Before proceeding, I would like to make two observations. The first is that I went to the National Gallery, in London, always experiencing great aesthetic involvement, see the available works by Piero della Francesca that are incorporated there into his permanent collection. It's worth remembering that admission is free to English national museums. The other is to highlight that Gabriel García Márquez, in twelve tales pilgrims (Record), dedicates one of them – “Espantos de Agosto” –, a very small one, to the visit he made, in Arezzo, to Piero’s frescoes in the Church of San Francisco.

Carlo Ginzburg and Piero della Francesca

Carlo Ginzburg had a significant part of his books published in Brazil, highlighting The cheese and the worms (Companhia das Letras, 1987); The good wanderers (Companhia das Letras, 1988); Myths, emblems and signs (Companhia das Letras, 1989); night story (Companhia das Letras, 1991); wooden eyes (Companhia das Letras, 2001); relations of force (Companhia das Letras, 2002); The thread and the tracks (Companhia das Letras, 2007); Fear, reverence, terror (Companhia das Letras, 2014); in addition two versions of his book about Piero della Francesca, the first published by Paz e Terra, in 1989, and the second by Cosac Naify, in 2010, with a different title: Investigating Piero.

For more than fifty years, he has been dedicating himself to various themes, referring to the history of witchcraft and popular religiosity, iconography and iconological analyzes of European art in the XNUMXth and XNUMXth centuries, issues involving the historian's work methodology, reflections on the epistemology of human sciences...

In an old interview given in 1989 to the journalist Luiz Carlos Lisboa, he stated that since the beginning of the 1960s he had not abandoned the idea that “History is contained in old papers and tiny characters, rather than in official documents and what we call “ the deed of kings”. In this book dedicated to Piero della Francesca (1416? -1492), the historian dives deep into archives and large libraries (Urbino, Sansepolcro, Cesena, Firenze, Gubio, Rome) in search of evidence for the analysis of some of the greatest works of the painter, namely, the Baptism of Christ, a flagellation and the Arezzo Cycle, based on a double point of view: the iconography and the clientele.

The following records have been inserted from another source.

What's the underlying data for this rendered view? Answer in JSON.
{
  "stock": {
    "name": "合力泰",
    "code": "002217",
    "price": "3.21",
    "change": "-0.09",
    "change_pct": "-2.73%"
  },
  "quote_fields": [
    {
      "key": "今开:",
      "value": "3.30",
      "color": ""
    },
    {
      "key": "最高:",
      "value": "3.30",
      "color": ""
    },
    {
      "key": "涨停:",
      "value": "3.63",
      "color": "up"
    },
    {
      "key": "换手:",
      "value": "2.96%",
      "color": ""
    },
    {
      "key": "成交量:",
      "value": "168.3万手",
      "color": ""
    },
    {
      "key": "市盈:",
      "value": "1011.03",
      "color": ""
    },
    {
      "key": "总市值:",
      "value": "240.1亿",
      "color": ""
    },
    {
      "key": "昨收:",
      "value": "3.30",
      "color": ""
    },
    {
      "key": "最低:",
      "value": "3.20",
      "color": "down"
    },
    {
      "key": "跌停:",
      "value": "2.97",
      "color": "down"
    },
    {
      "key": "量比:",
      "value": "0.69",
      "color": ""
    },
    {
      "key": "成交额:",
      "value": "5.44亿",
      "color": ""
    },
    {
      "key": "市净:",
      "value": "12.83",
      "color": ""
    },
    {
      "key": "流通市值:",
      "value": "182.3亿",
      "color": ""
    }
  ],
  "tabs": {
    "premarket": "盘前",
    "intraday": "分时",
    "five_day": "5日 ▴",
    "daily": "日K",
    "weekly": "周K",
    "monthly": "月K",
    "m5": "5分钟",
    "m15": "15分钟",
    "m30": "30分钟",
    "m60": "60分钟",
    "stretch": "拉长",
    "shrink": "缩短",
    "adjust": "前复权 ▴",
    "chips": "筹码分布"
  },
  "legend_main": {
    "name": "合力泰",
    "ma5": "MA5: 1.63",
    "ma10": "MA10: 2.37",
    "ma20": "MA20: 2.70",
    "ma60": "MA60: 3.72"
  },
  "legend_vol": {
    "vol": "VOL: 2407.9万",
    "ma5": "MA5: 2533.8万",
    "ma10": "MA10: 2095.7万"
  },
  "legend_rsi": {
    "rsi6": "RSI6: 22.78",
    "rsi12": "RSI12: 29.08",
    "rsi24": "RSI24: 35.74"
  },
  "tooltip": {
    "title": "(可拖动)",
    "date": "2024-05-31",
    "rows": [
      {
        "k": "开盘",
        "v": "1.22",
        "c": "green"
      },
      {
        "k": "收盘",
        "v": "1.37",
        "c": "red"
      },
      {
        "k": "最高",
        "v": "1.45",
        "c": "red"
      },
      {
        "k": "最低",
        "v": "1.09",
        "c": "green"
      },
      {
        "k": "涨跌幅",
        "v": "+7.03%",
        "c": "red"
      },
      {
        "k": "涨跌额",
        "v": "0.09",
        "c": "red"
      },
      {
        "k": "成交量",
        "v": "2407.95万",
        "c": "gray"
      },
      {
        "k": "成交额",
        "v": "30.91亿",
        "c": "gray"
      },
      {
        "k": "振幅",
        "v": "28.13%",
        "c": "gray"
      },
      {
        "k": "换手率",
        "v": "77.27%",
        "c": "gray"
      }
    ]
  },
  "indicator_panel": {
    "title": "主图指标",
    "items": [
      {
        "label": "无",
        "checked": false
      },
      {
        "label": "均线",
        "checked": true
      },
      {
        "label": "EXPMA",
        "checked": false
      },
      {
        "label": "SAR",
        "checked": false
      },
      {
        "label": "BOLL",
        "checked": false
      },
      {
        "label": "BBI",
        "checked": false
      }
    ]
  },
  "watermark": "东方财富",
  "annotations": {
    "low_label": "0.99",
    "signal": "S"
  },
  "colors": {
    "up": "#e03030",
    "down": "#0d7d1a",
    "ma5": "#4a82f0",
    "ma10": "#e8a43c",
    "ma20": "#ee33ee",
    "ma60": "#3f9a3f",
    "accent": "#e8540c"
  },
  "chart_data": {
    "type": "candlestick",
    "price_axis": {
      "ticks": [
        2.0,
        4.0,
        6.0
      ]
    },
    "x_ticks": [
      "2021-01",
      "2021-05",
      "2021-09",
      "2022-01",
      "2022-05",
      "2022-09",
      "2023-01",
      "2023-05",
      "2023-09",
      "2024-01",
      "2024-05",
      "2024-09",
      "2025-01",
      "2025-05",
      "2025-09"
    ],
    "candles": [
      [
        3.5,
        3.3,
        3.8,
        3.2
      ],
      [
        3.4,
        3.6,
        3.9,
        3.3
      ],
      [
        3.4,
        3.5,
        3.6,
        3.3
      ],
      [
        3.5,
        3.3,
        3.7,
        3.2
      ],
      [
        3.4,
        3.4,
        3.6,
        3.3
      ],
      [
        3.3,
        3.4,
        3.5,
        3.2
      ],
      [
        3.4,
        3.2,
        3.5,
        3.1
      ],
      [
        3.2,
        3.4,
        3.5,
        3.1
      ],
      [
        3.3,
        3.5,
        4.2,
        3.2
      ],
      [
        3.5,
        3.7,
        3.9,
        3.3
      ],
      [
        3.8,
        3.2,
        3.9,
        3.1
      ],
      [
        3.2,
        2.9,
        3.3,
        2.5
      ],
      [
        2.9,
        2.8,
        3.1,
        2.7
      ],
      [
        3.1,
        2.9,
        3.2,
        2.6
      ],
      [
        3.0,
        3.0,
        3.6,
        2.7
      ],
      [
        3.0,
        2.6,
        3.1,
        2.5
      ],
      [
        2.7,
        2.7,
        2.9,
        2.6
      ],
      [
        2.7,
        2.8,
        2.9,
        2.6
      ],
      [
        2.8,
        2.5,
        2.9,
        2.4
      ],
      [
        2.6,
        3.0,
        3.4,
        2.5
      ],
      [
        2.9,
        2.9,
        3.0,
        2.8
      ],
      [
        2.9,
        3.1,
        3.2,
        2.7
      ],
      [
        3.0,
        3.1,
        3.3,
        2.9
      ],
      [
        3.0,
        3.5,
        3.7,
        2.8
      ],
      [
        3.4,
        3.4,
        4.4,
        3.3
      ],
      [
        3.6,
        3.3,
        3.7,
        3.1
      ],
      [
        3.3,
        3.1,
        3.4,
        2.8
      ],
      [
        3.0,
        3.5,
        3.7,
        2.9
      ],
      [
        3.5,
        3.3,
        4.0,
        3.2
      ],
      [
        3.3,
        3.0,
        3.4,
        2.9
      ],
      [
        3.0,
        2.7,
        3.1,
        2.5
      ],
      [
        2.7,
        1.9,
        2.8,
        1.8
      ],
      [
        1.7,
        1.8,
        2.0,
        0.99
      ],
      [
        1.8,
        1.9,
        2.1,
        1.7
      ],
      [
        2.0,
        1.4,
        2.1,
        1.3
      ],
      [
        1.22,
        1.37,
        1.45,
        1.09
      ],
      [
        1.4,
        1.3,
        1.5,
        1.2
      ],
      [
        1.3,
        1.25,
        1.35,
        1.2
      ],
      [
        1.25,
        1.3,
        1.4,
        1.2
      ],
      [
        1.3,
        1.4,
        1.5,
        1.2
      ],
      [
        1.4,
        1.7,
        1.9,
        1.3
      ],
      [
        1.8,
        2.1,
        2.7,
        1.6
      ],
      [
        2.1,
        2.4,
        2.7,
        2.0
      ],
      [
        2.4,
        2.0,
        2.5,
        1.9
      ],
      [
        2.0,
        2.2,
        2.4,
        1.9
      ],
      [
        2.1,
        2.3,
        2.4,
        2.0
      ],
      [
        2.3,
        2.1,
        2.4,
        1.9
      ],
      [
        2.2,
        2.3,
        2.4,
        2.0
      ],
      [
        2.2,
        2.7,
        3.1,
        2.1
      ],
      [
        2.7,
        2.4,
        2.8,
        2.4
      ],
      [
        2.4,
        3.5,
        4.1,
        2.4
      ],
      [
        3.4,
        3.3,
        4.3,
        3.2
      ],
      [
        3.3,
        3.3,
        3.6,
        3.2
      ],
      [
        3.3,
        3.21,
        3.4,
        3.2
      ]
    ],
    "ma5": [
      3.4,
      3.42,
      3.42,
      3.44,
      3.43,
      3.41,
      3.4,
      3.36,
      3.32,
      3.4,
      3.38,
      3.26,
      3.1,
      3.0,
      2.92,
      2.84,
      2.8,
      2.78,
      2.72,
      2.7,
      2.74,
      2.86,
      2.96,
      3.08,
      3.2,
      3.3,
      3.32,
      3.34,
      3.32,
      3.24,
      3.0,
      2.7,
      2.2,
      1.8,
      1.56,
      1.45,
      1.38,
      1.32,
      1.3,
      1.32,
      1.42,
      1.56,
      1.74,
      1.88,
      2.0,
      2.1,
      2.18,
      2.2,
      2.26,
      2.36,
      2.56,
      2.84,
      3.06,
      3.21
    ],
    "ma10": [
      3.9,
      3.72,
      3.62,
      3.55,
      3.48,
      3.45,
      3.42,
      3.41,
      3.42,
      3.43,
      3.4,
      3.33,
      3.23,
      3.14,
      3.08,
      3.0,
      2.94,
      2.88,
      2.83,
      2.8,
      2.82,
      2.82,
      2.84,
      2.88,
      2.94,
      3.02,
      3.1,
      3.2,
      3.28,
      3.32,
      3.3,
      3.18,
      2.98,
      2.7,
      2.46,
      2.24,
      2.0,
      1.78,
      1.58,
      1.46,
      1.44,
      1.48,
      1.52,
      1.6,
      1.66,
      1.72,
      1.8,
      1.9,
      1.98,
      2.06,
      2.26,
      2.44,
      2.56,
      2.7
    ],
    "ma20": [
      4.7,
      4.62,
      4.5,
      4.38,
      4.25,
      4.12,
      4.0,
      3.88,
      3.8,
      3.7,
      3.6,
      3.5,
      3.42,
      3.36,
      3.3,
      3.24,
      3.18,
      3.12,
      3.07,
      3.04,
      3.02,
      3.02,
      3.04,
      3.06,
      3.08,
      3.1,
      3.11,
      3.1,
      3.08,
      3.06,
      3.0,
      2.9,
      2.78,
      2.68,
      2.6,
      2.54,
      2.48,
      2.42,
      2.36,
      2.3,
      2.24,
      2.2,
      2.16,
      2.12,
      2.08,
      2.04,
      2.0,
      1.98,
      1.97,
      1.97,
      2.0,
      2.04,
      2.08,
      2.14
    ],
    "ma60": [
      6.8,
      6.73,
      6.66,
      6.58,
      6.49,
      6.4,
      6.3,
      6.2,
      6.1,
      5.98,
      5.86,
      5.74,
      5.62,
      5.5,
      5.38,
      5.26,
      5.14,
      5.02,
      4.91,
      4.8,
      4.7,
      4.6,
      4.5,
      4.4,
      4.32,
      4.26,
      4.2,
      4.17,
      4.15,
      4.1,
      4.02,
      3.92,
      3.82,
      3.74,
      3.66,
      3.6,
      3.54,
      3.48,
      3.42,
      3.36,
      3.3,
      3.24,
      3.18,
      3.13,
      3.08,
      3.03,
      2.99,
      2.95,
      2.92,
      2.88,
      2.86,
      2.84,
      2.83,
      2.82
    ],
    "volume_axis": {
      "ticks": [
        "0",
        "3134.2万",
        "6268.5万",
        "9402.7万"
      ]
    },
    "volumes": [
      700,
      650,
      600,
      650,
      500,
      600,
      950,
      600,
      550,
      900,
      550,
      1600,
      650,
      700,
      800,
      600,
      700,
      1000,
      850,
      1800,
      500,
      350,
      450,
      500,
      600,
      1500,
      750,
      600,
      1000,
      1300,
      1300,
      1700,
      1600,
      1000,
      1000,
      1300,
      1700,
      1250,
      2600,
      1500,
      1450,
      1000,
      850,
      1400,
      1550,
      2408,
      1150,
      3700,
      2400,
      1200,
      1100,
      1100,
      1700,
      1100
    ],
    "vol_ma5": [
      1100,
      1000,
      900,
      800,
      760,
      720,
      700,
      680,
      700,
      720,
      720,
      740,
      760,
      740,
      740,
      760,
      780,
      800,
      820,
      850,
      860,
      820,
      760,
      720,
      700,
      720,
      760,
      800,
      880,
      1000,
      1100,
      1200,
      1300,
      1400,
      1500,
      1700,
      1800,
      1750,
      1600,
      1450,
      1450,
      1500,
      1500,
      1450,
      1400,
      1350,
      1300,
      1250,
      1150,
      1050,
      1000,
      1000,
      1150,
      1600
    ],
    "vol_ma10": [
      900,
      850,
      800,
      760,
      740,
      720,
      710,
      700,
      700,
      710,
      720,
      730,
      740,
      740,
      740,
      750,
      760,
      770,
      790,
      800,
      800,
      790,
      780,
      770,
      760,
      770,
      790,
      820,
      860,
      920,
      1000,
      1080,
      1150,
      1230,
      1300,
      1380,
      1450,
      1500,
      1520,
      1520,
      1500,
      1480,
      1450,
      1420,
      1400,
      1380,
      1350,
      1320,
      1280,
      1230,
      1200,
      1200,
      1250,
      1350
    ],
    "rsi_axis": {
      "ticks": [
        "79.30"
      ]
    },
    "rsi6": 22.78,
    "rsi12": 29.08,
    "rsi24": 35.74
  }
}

Ginzburg makes it clear how Piero is an object that constantly escapes, like water, from the hands of his scholars: the sure elements of his biography are scarce and the dated works, very few. In such conditions, “the researcher has the impression of finding himself in front of a very steep rock wall, smooth and without support points. There are only a few scattered carnations here and there: Piero's presence in Florence in 1439 in the entourage of Domenico Veneziano, the commission of the pala della misericordia of Sansepolcro, in 1445; the Rimini fresco depicting Sigismondo Malatesta, dated 1451; the activity in Rome, in the years 1458-1459, documented by the payments of the Apostolic Chamber…Furthermore, conjecture, uncertain or indirect news, at best dating post who e doors who that leave gaps open for decades”.

Thus, by means of evidence – hence the terminology “evidential paradigm”, contained in his excellent article “Signs: roots of an evidentiary paradigm”, in Myths emblems and signs – apparently small, such as two hands clasping an unclear profile or the simple tip of a hair, it is possible to eliminate unsafe hypotheses and complement gaps in the documents collected from the historical archives.

A joint reading of the three works cited above (Ginzburg details the Arezzo Fresco Cycle on the legend of the true cross and the mysterious flagellation de Urbino) ends up revealing its political and religious implications, hitherto ignored by critics, concerned only with questions of style. Through the inquiry that combines iconography with the clientele, Ginzburg draws an image of Piero quite different, even in chronology, from that projected by classical studies, especially those by Roberto Longhi – whose first edition is from 1927 – and Kenneth Clark.

The connection between the young Pietro and Giovanni Bacci – son and grandson of merchants, laureate in Siena and building his career in the pontifical administration, until he became a clergyman in the Apostolic Chamber –, in 1439, provided the painter with his greatest work; the Arezzo fresco cycle. Ginzburg shows that there was, at that time, a veritable clan of humanists of Aretine origin, as in addition to Bacci himself, Tortelli, Aliotti, Marsuppini and Leonardo Bruni (he also highlights Paggio, he was from Valdarno, and the Alberti family, from Catenaia nel Valdarno ) maintained geographic, managerial and cultural solidarity.

“This solidarity operated and was confirmed through a thick network of exchange of favors and reciprocal recommendations (of which the letters of the humanists are notoriously rich). These practical connections often referred to ties of kinship, carnal or spiritual (Bacci and Tortelli were counterparts, Tortelli and Marsuppini were compadres)”.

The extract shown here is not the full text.